Crítica | Mac Demarco - Guitar
Fazia tempo que eu não me permitia parar.
Sabem essa história de supressão de um sentido pra aguçar outro? Alguém se lembra disso ainda? Ouvir música de olhos fechados?
É meio contraditório alguém que escreve sobre música falar que não se permite “parar” pra escutar algo, mas pelo menos a minha experiência auditiva inicial com um álbum sempre foi permeada e atravessada por momentos mundanos e pela junção de sentidos (seja caminhando, seja pedalando, seja dirigindo).
E se você busca música nova semanalmente como qualquer interessado pelo assunto, entende que é cada vez mais difícil encontrar um ambiente seguro, de descanso e plenitude. Sinto que ouvir música vem se tornando algo extremamente desafiador pras pessoas, o que gera uma espécie de embate entre artista e público.
Manter alguém estimulado o suficiente para reter sua atenção num curto espaço de tempo gera uma necessidade já comentada nesse site de fazer arte com um peso gigantesco nas costas, e, posteriormente, um estresse pra se manter relevante.
31 minutos de disco. Basicamente o tempo que levo pra passear com o meu cachorro e um pouco a menos do que o álbum que antecedeu este, o One Wayne G, com 199 músicas. Eis que 10 segundos de Shining foram o suficiente pra evocar os momentos líricos e vocais mais vulneráveis de Elliot Smith, me lembrar da linda melodia de When We Are Together do The 1975 e me suplicar por um pouco de atenção. Nada demais, apenas se eu pudesse lhe dar mesmo.
Mas tinha algo ali, naquele rápido espaço de tempo, que me fez recobrar minha consciência. Me tirou do piloto automático.
Guitar é de uma simplicidade brutal. De uma palpabilidade musical que se encontraria apenas em uma pequena Jam caseira e despreocupada. São 3 ou 4 instrumentos por música, acompanhados de letras com a pessoalidade de um diário que você esconde de todos os amigos, menos do seu cachorro.
Grayson Haver Currin foi muito pontual quando versou em seu texto sobre o artista: Se você vivesse em uma cena de qualquer tamanho, você conhecia um Mac DeMarco, talvez até fosse um.
Um cara qualquer, com um par de Vans extremamente gasto nos pés, sonhos tão mundanos quanto decidir escovar os dentes antes ou depois de tomar café da manhã e um senso de autorepreensão demasiadamente forte e romântico. Acima de tudo, uma necessidade inconsciente de ser alcançável.
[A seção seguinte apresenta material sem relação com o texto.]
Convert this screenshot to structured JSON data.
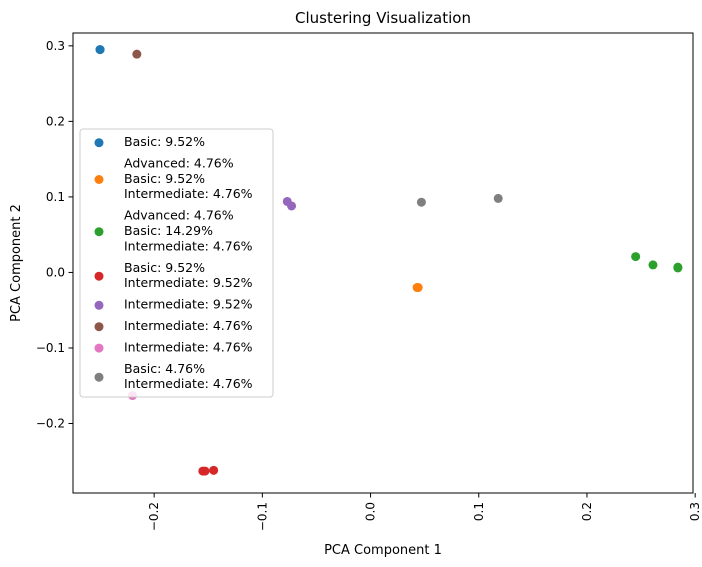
{
  "chart_data": {
    "type": "scatter",
    "title": "Clustering Visualization",
    "xlabel": "PCA Component 1",
    "ylabel": "PCA Component 2",
    "xlim": [
      -0.275,
      0.298
    ],
    "ylim": [
      -0.292,
      0.317
    ],
    "xticks": [
      {
        "value": -0.2,
        "label": "−0.2"
      },
      {
        "value": -0.1,
        "label": "−0.1"
      },
      {
        "value": 0.0,
        "label": "0.0"
      },
      {
        "value": 0.1,
        "label": "0.1"
      },
      {
        "value": 0.2,
        "label": "0.2"
      },
      {
        "value": 0.3,
        "label": "0.3"
      }
    ],
    "yticks": [
      {
        "value": -0.2,
        "label": "−0.2"
      },
      {
        "value": -0.1,
        "label": "−0.1"
      },
      {
        "value": 0.0,
        "label": "0.0"
      },
      {
        "value": 0.1,
        "label": "0.1"
      },
      {
        "value": 0.2,
        "label": "0.2"
      },
      {
        "value": 0.3,
        "label": "0.3"
      }
    ],
    "xtick_rotation": 90,
    "grid": false,
    "legend_position": "center-left",
    "series": [
      {
        "label_lines": [
          "Basic: 9.52%"
        ],
        "color": "#1f77b4",
        "points": [
          [
            -0.25,
            0.295
          ],
          [
            -0.25,
            0.295
          ]
        ]
      },
      {
        "label_lines": [
          "Advanced: 4.76%",
          "Basic: 9.52%",
          "Intermediate: 4.76%"
        ],
        "color": "#ff7f0e",
        "points": [
          [
            0.043,
            -0.02
          ],
          [
            0.044,
            -0.02
          ]
        ]
      },
      {
        "label_lines": [
          "Advanced: 4.76%",
          "Basic: 14.29%",
          "Intermediate: 4.76%"
        ],
        "color": "#2ca02c",
        "points": [
          [
            0.245,
            0.021
          ],
          [
            0.261,
            0.01
          ],
          [
            0.284,
            0.006
          ],
          [
            0.284,
            0.007
          ]
        ]
      },
      {
        "label_lines": [
          "Basic: 9.52%",
          "Intermediate: 9.52%"
        ],
        "color": "#d62728",
        "points": [
          [
            -0.155,
            -0.263
          ],
          [
            -0.153,
            -0.263
          ],
          [
            -0.145,
            -0.262
          ]
        ]
      },
      {
        "label_lines": [
          "Intermediate: 9.52%"
        ],
        "color": "#9467bd",
        "points": [
          [
            -0.077,
            0.094
          ],
          [
            -0.073,
            0.088
          ]
        ]
      },
      {
        "label_lines": [
          "Intermediate: 4.76%"
        ],
        "color": "#8c564b",
        "points": [
          [
            -0.216,
            0.289
          ]
        ]
      },
      {
        "label_lines": [
          "Intermediate: 4.76%"
        ],
        "color": "#e377c2",
        "points": [
          [
            -0.22,
            -0.163
          ]
        ]
      },
      {
        "label_lines": [
          "Basic: 4.76%",
          "Intermediate: 4.76%"
        ],
        "color": "#7f7f7f",
        "points": [
          [
            0.047,
            0.093
          ],
          [
            0.118,
            0.098
          ]
        ]
      }
    ]
  }
}
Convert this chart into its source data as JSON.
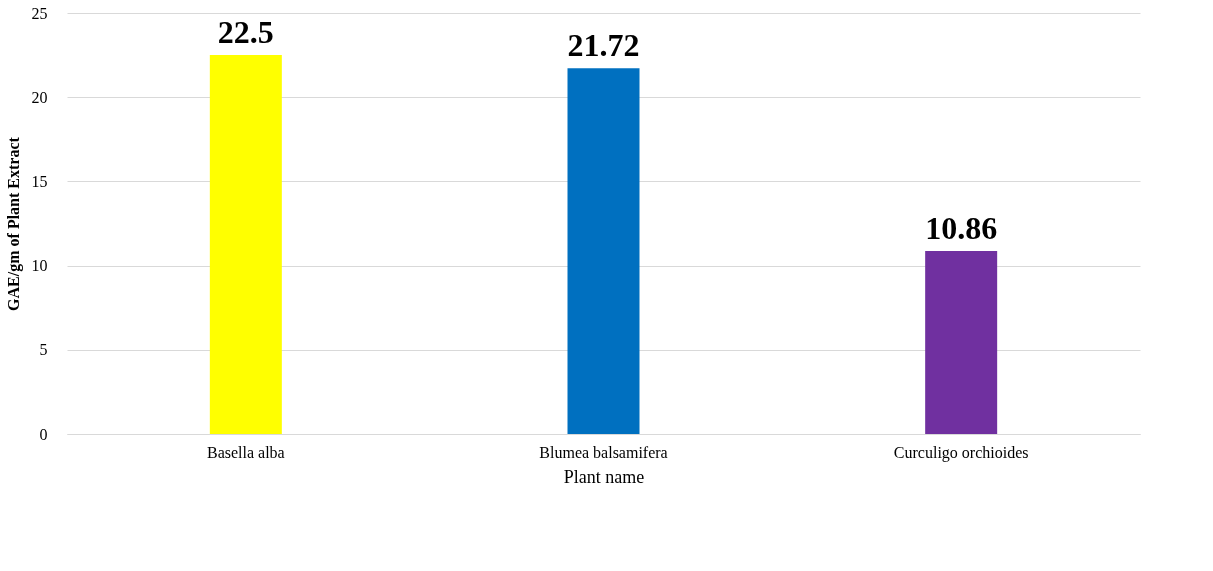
{
  "chart_data": {
    "type": "bar",
    "xlabel": "Plant name",
    "ylabel": "GAE/gm of Plant Extract",
    "categories": [
      "Basella alba",
      "Blumea balsamifera",
      "Curculigo orchioides"
    ],
    "values": [
      22.5,
      21.72,
      10.86
    ],
    "colors": [
      "#ffff00",
      "#0070c0",
      "#7030a0"
    ],
    "ylim": [
      0,
      25
    ],
    "yticks": [
      0,
      5,
      10,
      15,
      20,
      25
    ],
    "grid": "y",
    "data_labels": true
  }
}
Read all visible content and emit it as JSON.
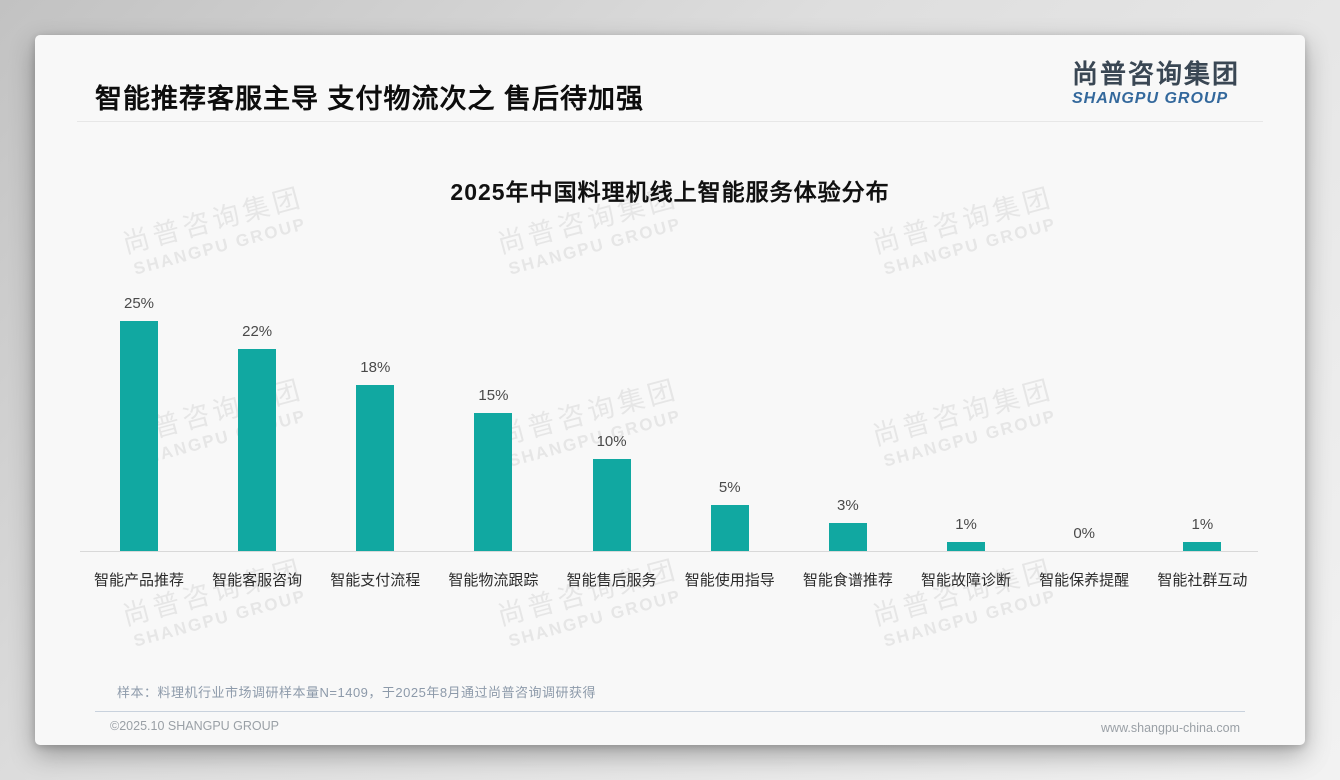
{
  "header": {
    "title": "智能推荐客服主导 支付物流次之 售后待加强"
  },
  "logo": {
    "chinese": "尚普咨询集团",
    "english": "SHANGPU GROUP"
  },
  "watermark": {
    "line1": "尚普咨询集团",
    "line2": "SHANGPU GROUP"
  },
  "chart_data": {
    "type": "bar",
    "title": "2025年中国料理机线上智能服务体验分布",
    "categories": [
      "智能产品推荐",
      "智能客服咨询",
      "智能支付流程",
      "智能物流跟踪",
      "智能售后服务",
      "智能使用指导",
      "智能食谱推荐",
      "智能故障诊断",
      "智能保养提醒",
      "智能社群互动"
    ],
    "values": [
      25,
      22,
      18,
      15,
      10,
      5,
      3,
      1,
      0,
      1
    ],
    "data_labels": [
      "25%",
      "22%",
      "18%",
      "15%",
      "10%",
      "5%",
      "3%",
      "1%",
      "0%",
      "1%"
    ],
    "unit": "%",
    "xlabel": "",
    "ylabel": "",
    "ylim": [
      0,
      28
    ],
    "grid": false,
    "legend": "none",
    "bar_color": "#11a8a1",
    "axis_line_color": "#d9d9d9"
  },
  "footnote": "样本：料理机行业市场调研样本量N=1409，于2025年8月通过尚普咨询调研获得",
  "footer": {
    "copyright": "©2025.10 SHANGPU GROUP",
    "website": "www.shangpu-china.com"
  },
  "colors": {
    "bar": "#11a8a1",
    "logo_dark": "#3a4754",
    "logo_blue": "#33689c",
    "note_text": "#8d9aaa",
    "card_bg": "#f8f8f8"
  }
}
Quanto mais distante do protótipo de estrela musical concebido pela mídia normal, assim como do estereótipo que lhe foi determinado pelos seus próprios fãs, mais perto ele se encontra de onde parece querer estar (These days, I'd much rather be on my own, No more walking those streets, that I once called my home - Home). Quanto mais ele aceita que seus fantasmas só vão o seguir se ele quiser, menos combativo fica (Your phantom sits with me, When I'm all alone, I love you still - Phantom), e com olhos mais otimistas passa a enxergar seu próprio processo, seja lá qual for.
Essa é a questão com Mac DeMarco. Seja através da linda composição harmônica de Nightmare - uma carta de agradecimento a sua esposa - ou do folk contemplativo Knockin, ele não pede palco, apenas por espaço. Quem quiser entrar é muito bem vindo.
Fazia tempo que eu não parava. Não como fuga, mas como escolha. Perceber onde estou, com quem vou, e quem sou. Guitar, em sua simplicidade extrema, do seu título às suas composições, com os vocais por vezes sonolentos e suas melodias propositalmente repetitivas, me lembra da minha humanidade. Me lembra do meu medo de mudar e ao mesmo tempo da minha insegurança em permanecer. E que sempre vai existir um passado cheio de culpa e um futuro que implica em ainda mais erros (Rooster).
Tudo isso é normal. Não há necessidade de correr deles.